Dans cette organisation pour la défense de l’espace cybernétique français, chaque organisme aura une tâche bien déterminée. Par exemple, en ce qui concerne en l’Agence nationale de sécurité des systèmes d’information, son rôle sera de défendre les secteurs jugés d’opérations vitales contre les différentes attaques informatiques. En clair, elle se limite tout simplement à un rôle défensif. L’offensive relèvera de l’autorité d’un autre organisme étatique. Cependant, Le Gendarme de la cybersécurité français n’exclut pas une collaboration avec d’autres services pour des missions particulières. À ce propos Guillaume Poupard signifie : « en coopération étroite avec les services de renseignements et les services d’attaque, elle peut demander l’obtention d’effets » sur les pirates informatiques. « Evidemment je ne peux pas rentrer dans le détail, mais c’est quelque chose qui se développe, parce que c’est le sens de l’histoire. » ajoute-il.

Selon le responsable de l’Anssi, il n’est pas exclu une éventualité l’état décide de contre-attaquer. Ce qui pourrait avoir par exemple pour effet de paralyser l’activité d’une institution particulière, comme un hôpital. « Si cela a une utilité, un intérêt de répondre par des moyens informatiques, je pense que cela sera regardé de très près, et légalement c’est possible ».

« Mais il y a une question de proportionnalité: si quelqu’un envoie un mail d’hameçonnage à un hôpital, il est hors de question de le vitrifier… » indique Guillaume Poupard.
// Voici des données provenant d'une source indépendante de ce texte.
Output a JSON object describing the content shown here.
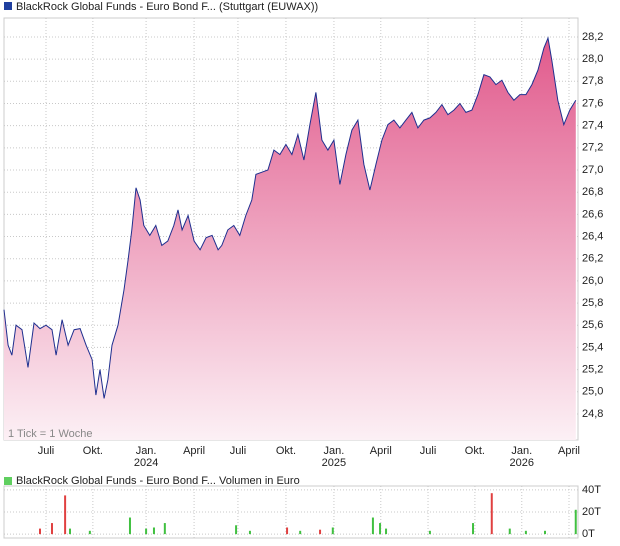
{
  "chart_data": [
    {
      "type": "area",
      "legend": "BlackRock Global Funds - Euro Bond F... (Stuttgart (EUWAX))",
      "note": "1 Tick = 1 Woche",
      "color": "#1f2f8f",
      "fill_top": "#e15a8c",
      "fill_bottom": "#fcf0f5",
      "legend_color": "#1f3f9f",
      "x": [
        0,
        1.1,
        2.1,
        3.2,
        4.8,
        6.4,
        8,
        9.6,
        11.2,
        12.8,
        13.9,
        15.5,
        17.1,
        18.7,
        20.3,
        21.9,
        23.5,
        24.5,
        25.6,
        26.7,
        27.7,
        28.8,
        30.4,
        32,
        33.1,
        34.1,
        35.2,
        36.3,
        37.3,
        38.9,
        40.5,
        42.1,
        43.7,
        45.3,
        46.4,
        47.5,
        49.1,
        50.7,
        52.3,
        53.9,
        55.5,
        57.1,
        58.1,
        59.7,
        61.3,
        62.9,
        64.5,
        66.1,
        67.2,
        68.8,
        70.4,
        72,
        73.6,
        75.2,
        76.8,
        78.4,
        80,
        81.6,
        83.2,
        84.8,
        86.4,
        88,
        89.6,
        91.2,
        92.8,
        94.4,
        96,
        97.6,
        99.2,
        100.8,
        102.4,
        104,
        105.6,
        107.2,
        108.8,
        110.4,
        112,
        113.6,
        115.2,
        116.8,
        118.4,
        120,
        121.6,
        123.2,
        124.8,
        126.4,
        128,
        129.6,
        131.2,
        132.8,
        134.4,
        136,
        137.6,
        139.2,
        140.8,
        142.4,
        144,
        145.1,
        146.1,
        147.7,
        149.3,
        150.9,
        152.5
      ],
      "values": [
        25.74,
        25.42,
        25.33,
        25.6,
        25.56,
        25.22,
        25.62,
        25.57,
        25.6,
        25.56,
        25.33,
        25.65,
        25.42,
        25.56,
        25.57,
        25.42,
        25.29,
        24.97,
        25.2,
        24.94,
        25.11,
        25.42,
        25.6,
        25.92,
        26.19,
        26.46,
        26.84,
        26.73,
        26.5,
        26.41,
        26.5,
        26.32,
        26.36,
        26.5,
        26.64,
        26.46,
        26.59,
        26.36,
        26.28,
        26.39,
        26.41,
        26.28,
        26.32,
        26.46,
        26.5,
        26.41,
        26.59,
        26.73,
        26.96,
        26.98,
        27.0,
        27.18,
        27.14,
        27.23,
        27.14,
        27.32,
        27.09,
        27.41,
        27.7,
        27.27,
        27.18,
        27.27,
        26.87,
        27.14,
        27.36,
        27.45,
        27.05,
        26.82,
        27.05,
        27.27,
        27.41,
        27.45,
        27.38,
        27.45,
        27.52,
        27.38,
        27.45,
        27.47,
        27.52,
        27.59,
        27.5,
        27.54,
        27.6,
        27.52,
        27.54,
        27.68,
        27.86,
        27.84,
        27.77,
        27.81,
        27.7,
        27.63,
        27.68,
        27.68,
        27.77,
        27.9,
        28.1,
        28.19,
        27.99,
        27.63,
        27.41,
        27.54,
        27.63
      ],
      "xlim": [
        0,
        153.1
      ],
      "xticks": [
        {
          "value": 11.2,
          "label": "Juli"
        },
        {
          "value": 23.7,
          "label": "Okt."
        },
        {
          "value": 37.9,
          "label": "Jan.",
          "year": "2024"
        },
        {
          "value": 50.7,
          "label": "April"
        },
        {
          "value": 62.4,
          "label": "Juli"
        },
        {
          "value": 75.2,
          "label": "Okt."
        },
        {
          "value": 88.0,
          "label": "Jan.",
          "year": "2025"
        },
        {
          "value": 100.5,
          "label": "April"
        },
        {
          "value": 113.1,
          "label": "Juli"
        },
        {
          "value": 125.6,
          "label": "Okt."
        },
        {
          "value": 138.1,
          "label": "Jan.",
          "year": "2026"
        },
        {
          "value": 150.7,
          "label": "April"
        }
      ],
      "ylim": [
        24.565,
        28.371
      ],
      "yticks": [
        {
          "value": 24.8,
          "label": "24,8"
        },
        {
          "value": 25,
          "label": "25,0"
        },
        {
          "value": 25.2,
          "label": "25,2"
        },
        {
          "value": 25.4,
          "label": "25,4"
        },
        {
          "value": 25.6,
          "label": "25,6"
        },
        {
          "value": 25.8,
          "label": "25,8"
        },
        {
          "value": 26,
          "label": "26,0"
        },
        {
          "value": 26.2,
          "label": "26,2"
        },
        {
          "value": 26.4,
          "label": "26,4"
        },
        {
          "value": 26.6,
          "label": "26,6"
        },
        {
          "value": 26.8,
          "label": "26,8"
        },
        {
          "value": 27,
          "label": "27,0"
        },
        {
          "value": 27.2,
          "label": "27,2"
        },
        {
          "value": 27.4,
          "label": "27,4"
        },
        {
          "value": 27.6,
          "label": "27,6"
        },
        {
          "value": 27.8,
          "label": "27,8"
        },
        {
          "value": 28,
          "label": "28,0"
        },
        {
          "value": 28.2,
          "label": "28,2"
        }
      ],
      "grid": true
    },
    {
      "type": "bar",
      "legend": "BlackRock Global Funds - Euro Bond F... Volumen in Euro",
      "legend_color": "#5fcf5f",
      "x": [
        9.6,
        12.8,
        16.3,
        17.6,
        22.9,
        33.6,
        37.9,
        40,
        42.9,
        61.9,
        65.6,
        75.5,
        79,
        84.3,
        87.7,
        98.4,
        100.3,
        101.9,
        113.6,
        125.1,
        130.1,
        134.9,
        139.2,
        144.3,
        152.5
      ],
      "values": [
        5,
        10,
        35,
        5,
        3,
        15,
        5,
        6,
        10,
        8,
        3,
        6,
        3,
        4,
        6,
        15,
        10,
        5,
        3,
        10,
        37,
        5,
        3,
        3,
        22
      ],
      "colors": [
        "#e04040",
        "#e04040",
        "#e04040",
        "#40c040",
        "#40c040",
        "#40c040",
        "#40c040",
        "#40c040",
        "#40c040",
        "#40c040",
        "#40c040",
        "#e04040",
        "#40c040",
        "#e04040",
        "#40c040",
        "#40c040",
        "#40c040",
        "#40c040",
        "#40c040",
        "#40c040",
        "#e04040",
        "#40c040",
        "#40c040",
        "#40c040",
        "#40c040"
      ],
      "xlim": [
        0,
        153.1
      ],
      "ylim": [
        -3.5,
        43.5
      ],
      "yticks": [
        {
          "value": 0,
          "label": "0T"
        },
        {
          "value": 20,
          "label": "20T"
        },
        {
          "value": 40,
          "label": "40T"
        }
      ],
      "grid": true
    }
  ]
}
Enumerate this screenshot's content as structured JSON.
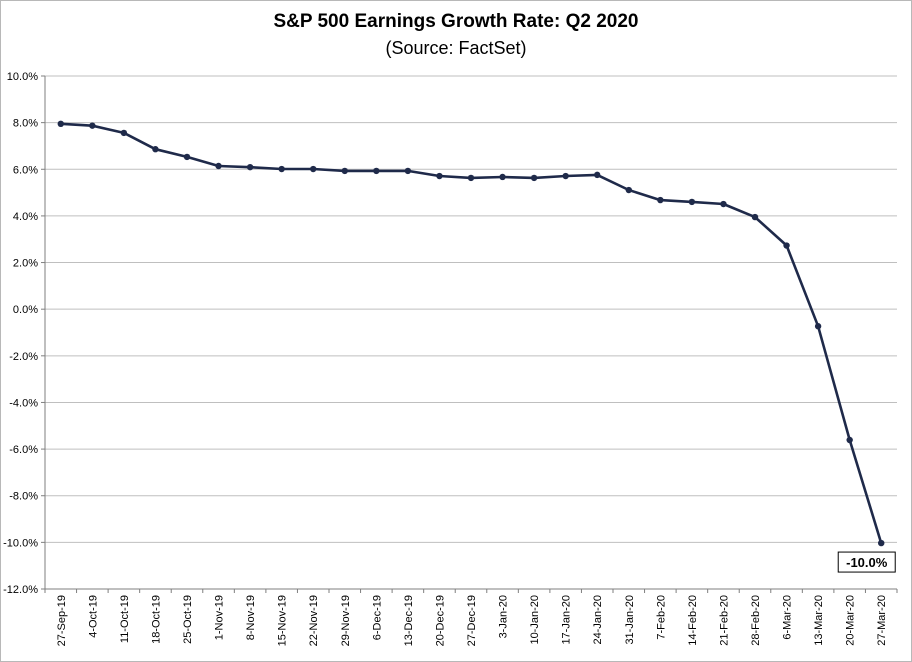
{
  "chart_data": {
    "type": "line",
    "title": "S&P 500 Earnings Growth Rate: Q2 2020",
    "subtitle": "(Source: FactSet)",
    "xlabel": "",
    "ylabel": "",
    "ylim": [
      -12,
      10
    ],
    "ytick_labels": [
      "10.0%",
      "8.0%",
      "6.0%",
      "4.0%",
      "2.0%",
      "0.0%",
      "-2.0%",
      "-4.0%",
      "-6.0%",
      "-8.0%",
      "-10.0%",
      "-12.0%"
    ],
    "grid": true,
    "legend": "none",
    "categories": [
      "27-Sep-19",
      "4-Oct-19",
      "11-Oct-19",
      "18-Oct-19",
      "25-Oct-19",
      "1-Nov-19",
      "8-Nov-19",
      "15-Nov-19",
      "22-Nov-19",
      "29-Nov-19",
      "6-Dec-19",
      "13-Dec-19",
      "20-Dec-19",
      "27-Dec-19",
      "3-Jan-20",
      "10-Jan-20",
      "17-Jan-20",
      "24-Jan-20",
      "31-Jan-20",
      "7-Feb-20",
      "14-Feb-20",
      "21-Feb-20",
      "28-Feb-20",
      "6-Mar-20",
      "13-Mar-20",
      "20-Mar-20",
      "27-Mar-20"
    ],
    "series": [
      {
        "values": [
          7.95,
          7.87,
          7.56,
          6.86,
          6.53,
          6.14,
          6.09,
          6.01,
          6.01,
          5.93,
          5.93,
          5.93,
          5.71,
          5.63,
          5.67,
          5.63,
          5.71,
          5.76,
          5.11,
          4.68,
          4.6,
          4.51,
          3.95,
          2.73,
          -0.73,
          -5.61,
          -10.03
        ]
      }
    ],
    "annotation": "-10.0%",
    "line_color": "#1f2a4a"
  }
}
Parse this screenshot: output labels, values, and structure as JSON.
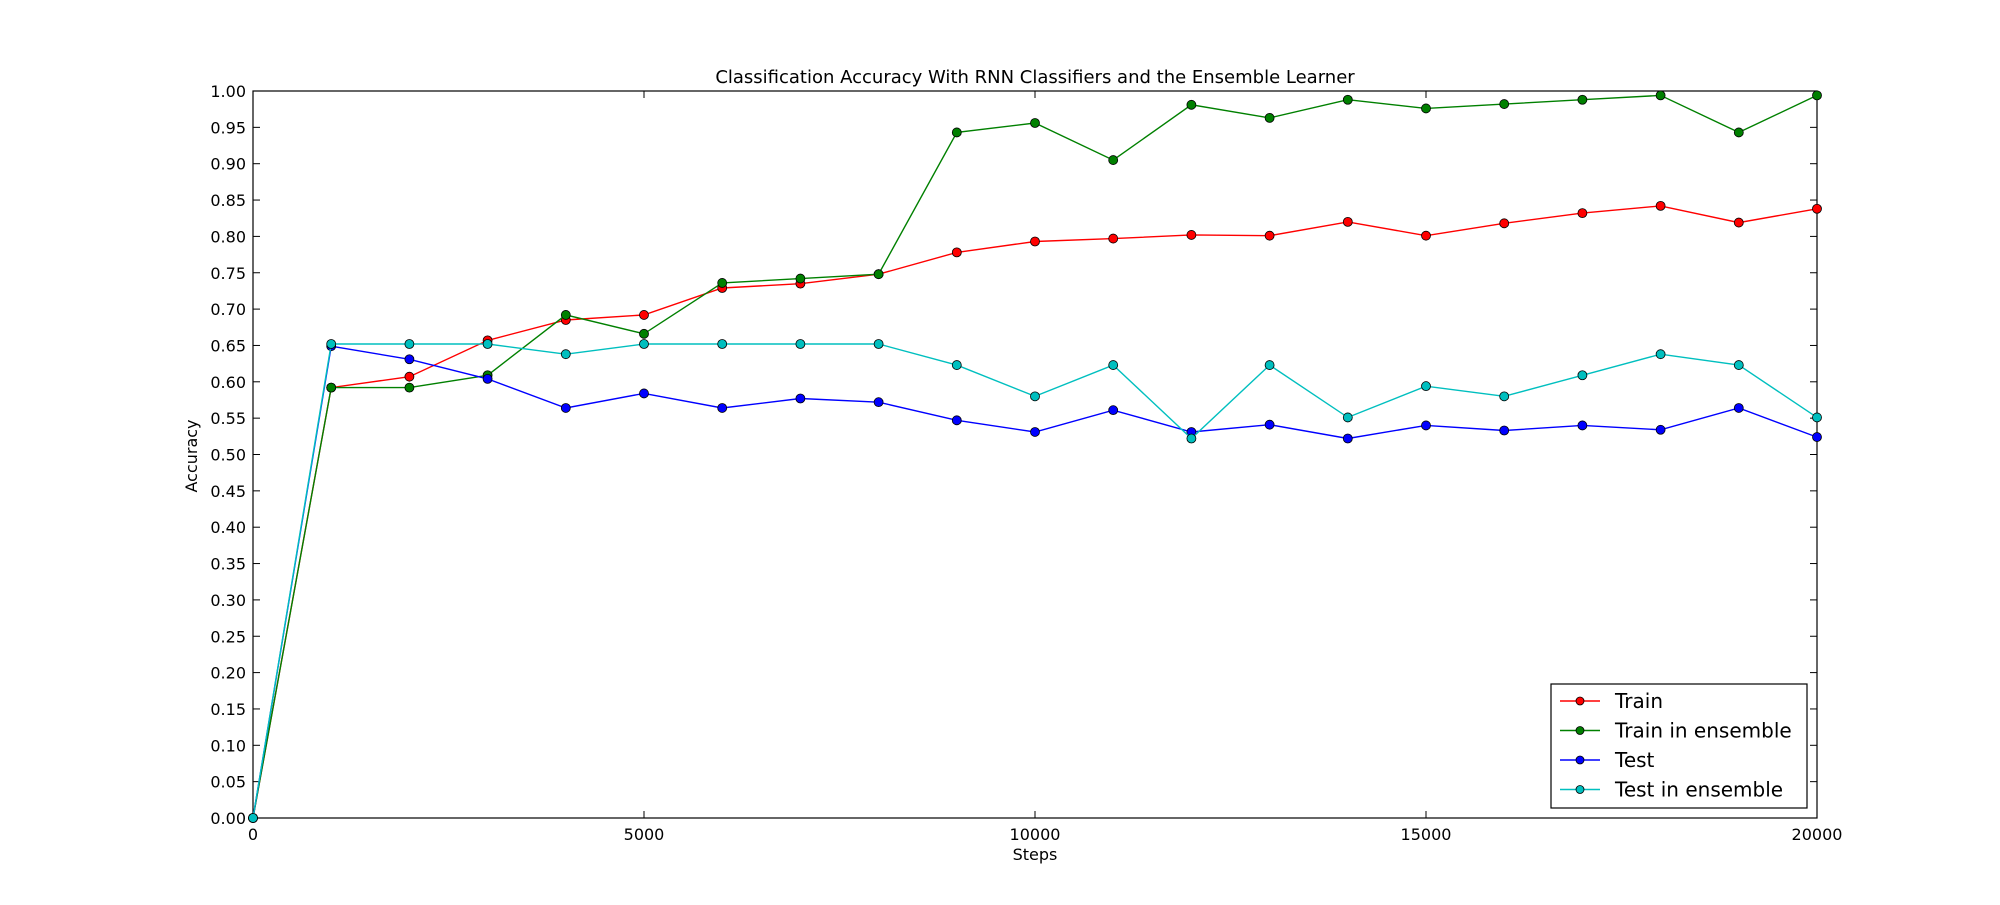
{
  "chart_data": {
    "type": "line",
    "title": "Classification Accuracy With RNN Classifiers and the Ensemble Learner",
    "xlabel": "Steps",
    "ylabel": "Accuracy",
    "xlim": [
      0,
      20000
    ],
    "ylim": [
      0,
      1.0
    ],
    "x_ticks": [
      "0",
      "5000",
      "10000",
      "15000",
      "20000"
    ],
    "y_ticks": [
      "0.00",
      "0.05",
      "0.10",
      "0.15",
      "0.20",
      "0.25",
      "0.30",
      "0.35",
      "0.40",
      "0.45",
      "0.50",
      "0.55",
      "0.60",
      "0.65",
      "0.70",
      "0.75",
      "0.80",
      "0.85",
      "0.90",
      "0.95",
      "1.00"
    ],
    "grid": false,
    "legend_position": "bottom-right",
    "x": [
      0,
      1000,
      2000,
      3000,
      4000,
      5000,
      6000,
      7000,
      8000,
      9000,
      10000,
      11000,
      12000,
      13000,
      14000,
      15000,
      16000,
      17000,
      18000,
      19000,
      20000
    ],
    "series": [
      {
        "name": "Train",
        "color": "#ff0000",
        "values": [
          0.0,
          0.592,
          0.607,
          0.657,
          0.685,
          0.692,
          0.729,
          0.735,
          0.748,
          0.778,
          0.793,
          0.797,
          0.802,
          0.801,
          0.82,
          0.801,
          0.818,
          0.832,
          0.842,
          0.819,
          0.838
        ]
      },
      {
        "name": "Train in ensemble",
        "color": "#008000",
        "values": [
          0.0,
          0.592,
          0.592,
          0.609,
          0.692,
          0.666,
          0.736,
          0.742,
          0.748,
          0.943,
          0.956,
          0.905,
          0.981,
          0.963,
          0.988,
          0.976,
          0.982,
          0.988,
          0.994,
          0.943,
          0.994
        ]
      },
      {
        "name": "Test",
        "color": "#0000ff",
        "values": [
          0.0,
          0.649,
          0.631,
          0.604,
          0.564,
          0.584,
          0.564,
          0.577,
          0.572,
          0.547,
          0.531,
          0.561,
          0.531,
          0.541,
          0.522,
          0.54,
          0.533,
          0.54,
          0.534,
          0.564,
          0.524
        ]
      },
      {
        "name": "Test in ensemble",
        "color": "#00bfbf",
        "values": [
          0.0,
          0.652,
          0.652,
          0.652,
          0.638,
          0.652,
          0.652,
          0.652,
          0.652,
          0.623,
          0.58,
          0.623,
          0.522,
          0.623,
          0.551,
          0.594,
          0.58,
          0.609,
          0.638,
          0.623,
          0.551
        ]
      }
    ]
  }
}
Toutefois, Selon le patron de l’Anssi : « La meilleure défense, c’est la défense. ». Surtout que l’aspect judiciaire de la répression des cyberattaques est en pleine évolution. Aujourd’hui, beaucoup plus de victimes porte plainte, par rapport aux années antérieures où elles hésitaient. De plus, la collaboration entre États commence à porter ses fruits que ce soit au niveau européen ou mondial. Ce qui se démontre par une grande coopération les grandes entreprises américaines que son Facebook, Google, Amazon, Apple et Microsoft. Ces entreprises n’hésitent plus à apporter leur aide lorsque dans le cadre judiciaire cela est nécessaire. Le résultat est assez satisfaisant selon le chef de l’agence de cybersécurité français : « on commence à avoir des attaquants qui se font attraper, parce qu’ils sont imprudents, parce qu’ils vont passer des vacances en Europe… ». Cependant il ne faut pas baisser sa garde et maintenir toujours une bonne défense, rappelle ce dernier. « C’est à 99% de la prévention, de la protection, mettre des barrières, comprendre ce qui se passe, détecter les attaques le plus tôt possible » car « Tout ramener à une capacité de réponse offensive, c’est une erreur. ». Il rappelle par ailleurs que Les actions offensives menées contre les pirates informatiques n’auront de sens « que si les victimes potentielles se protègent, et qu’on a juste à traiter les incendies résiduels ». « Si on laisse les incendies se développer (…) on n’aura jamais assez de ressources » pour lutter contre.